144 (ator)->(a10) cont.
145 (or)->(14) cont.
146 (eur)->() stop
The following listing shows the results from using the "debugon" option in a batch test. The rule number applied and the changes to the word are indicated in each line. The first line shows how the "er" ending of rule 143 matched against the word "stopper" and replaced it with the special "14" marker. Rule 131 matched "pp14" and stripped "p14" to generate the final stem "stop". Contrast this with the second line for the word "filler"

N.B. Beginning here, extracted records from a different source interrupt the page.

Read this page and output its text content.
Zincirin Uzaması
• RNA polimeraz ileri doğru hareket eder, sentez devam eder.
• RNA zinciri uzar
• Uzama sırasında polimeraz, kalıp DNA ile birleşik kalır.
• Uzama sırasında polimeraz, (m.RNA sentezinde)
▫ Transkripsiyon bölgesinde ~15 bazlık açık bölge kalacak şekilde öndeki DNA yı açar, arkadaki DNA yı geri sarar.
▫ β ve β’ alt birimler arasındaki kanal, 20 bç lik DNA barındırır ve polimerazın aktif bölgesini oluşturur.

<stopper> 143->stopp14 131->stop
<filler> 143->fill14 134->fill
<determined> 20->determin14 134->determin
<determinedly> 265->determined 20->determin14 134->determin
<determinedness> 221->determined 20->determin14 134->determin
<determiner> 143->determin14 134->determin
<determiners> 212->determin14 134->determin
<determines> 181->determin
<determinants> 227->determina10 116->determin
<determinate> 41->determina10 116->determin
<determinateness> 221->determinate 41->determina10 116->determin
<determination> 99->determina10 116->determin
<determinations> 203->determina10 116->determin
<determinative> 44->determina10 116->determin
<determinatively> 262->determina10 116->determin
<determinativeness> 221->determinative 44->determina10 116->determin
<determinables> 170->determin
<determinately> 261->determina10 116->determin
<deterministically> 265->deterministical 58->determin
The interactive option is invoked by typing "paice azrules.txt" at an MSDOS prompt in the directory containing the program and the rules, or by clicking on the Windows "Start"->"run" and browsing for the "paice.exe" file. Once the executable file is selected, modify the line to be executed by appending a space and "azrules.txt", then click "OK". The interactive option is terminated by typing CTRL+C. The following listing shows the interactive dialog and the specification of the "debugon" option.
>paice azrules.txt
Input line of text to be stemmed:
refinement
refin ement 49
Input line of text to be stemmed:
debugon
<debugon>
debugon
Input line of text to be stemmed:
refinement
<refinement> 236->refine 49->refin
refin ement 49
Input line of text to be stemmed:
terminate with CTRL+C
This work was accomplished with funding from the Specialized Information Services Division (SIS) of the National Library of Medicine (NLM).